Purpose To investigate the effects of bone marrow mesenchymal stem cells (BMSCs) on tendon-to-bone tunnel healing and provide experimental evidence for labeling and tracing of stem cells. Methods Rat BMSCs were harvested using the adherence separation technique and labeled by super paramagnetic iron oxide (SPIO) and 1,1-Dioctadecyl-3,3,3,3-tetramethylindocarbocyanine perchlorate (Dil) particles. Thirtynine male Sprague–Dawley (SD) rats aged 8 weeks were randomly divided into two groups: experimental (n = 21) and control (n = 18). Rats from the experimental group were injected with SPIO- and Dil-labeled BMSCs and Pluronic F-127, and rats from the control group were only injected with Pluronic F-127. At 2, 4, and 8 weeks after surgery, biomechanical analysis was performed to evaluate tendon-to-bone tunnel healing. The transplanted BMSCs were observed by fluorescence microscope at 2, 4, and 8 weeks after surgery and traced by magnetic resonance (MR) imaging at 0, 3, and 7 days after surgery. Results BMSCs were labeled effectively by SPIO and Dil particles. At 2, 4, and 8 weeks after surgery, Dil-labeled cells were observed at tendon-bone interface by fluorescence microscope. In the experimental group, no obvious signal changes of tendon-bone interface were observed by MR imaging. The maximum biomechanical pull-out strength was not statistically different between experimental and control groups at 2 weeks, but significantly higher in the experimental group at 4 and 8 weeks after surgery (P\0.05).

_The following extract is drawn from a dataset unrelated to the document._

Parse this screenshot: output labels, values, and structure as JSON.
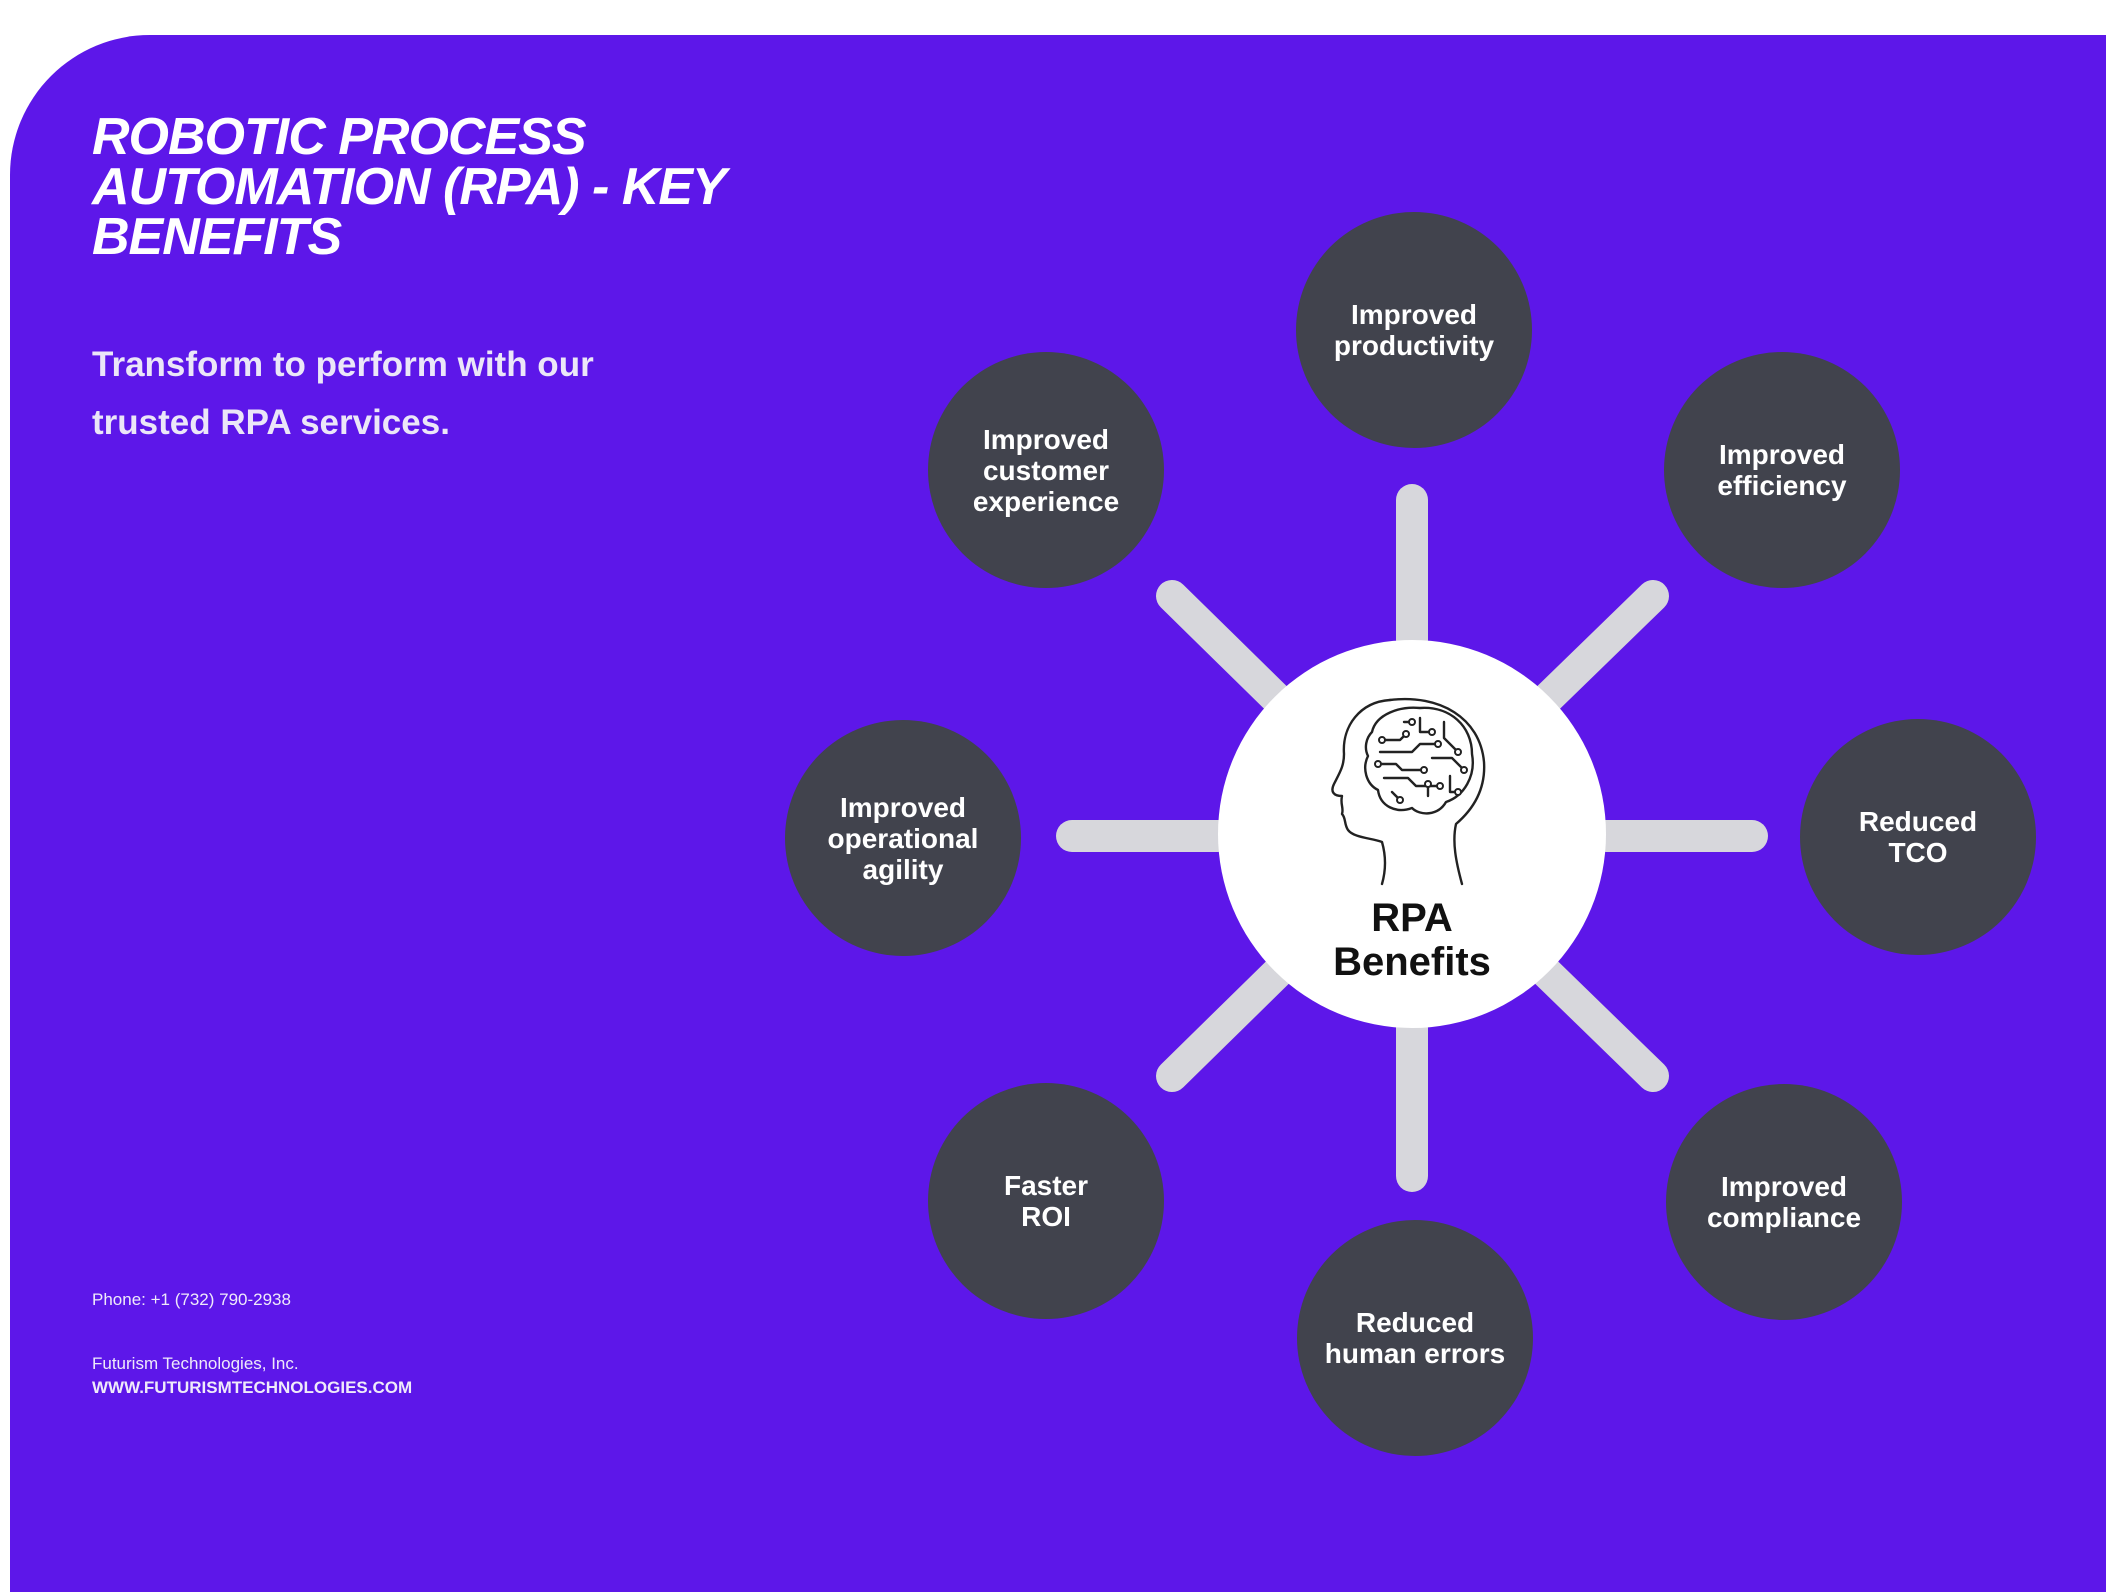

Conclusion The present study indicated that the transplanted BMSCs could promote tendon-to-bone tunnel healing at 4–8 weeks postoperatively. Dil- and SPIOlabeled transplanted BMSCs distributed at the tendon-bone interface and might play a role in promoting tendon-tobone tunnel healing, which may be translated into practical cytotherapy for patients those who need earlier rehabilitation for ligament reconstruction surgery in clinic.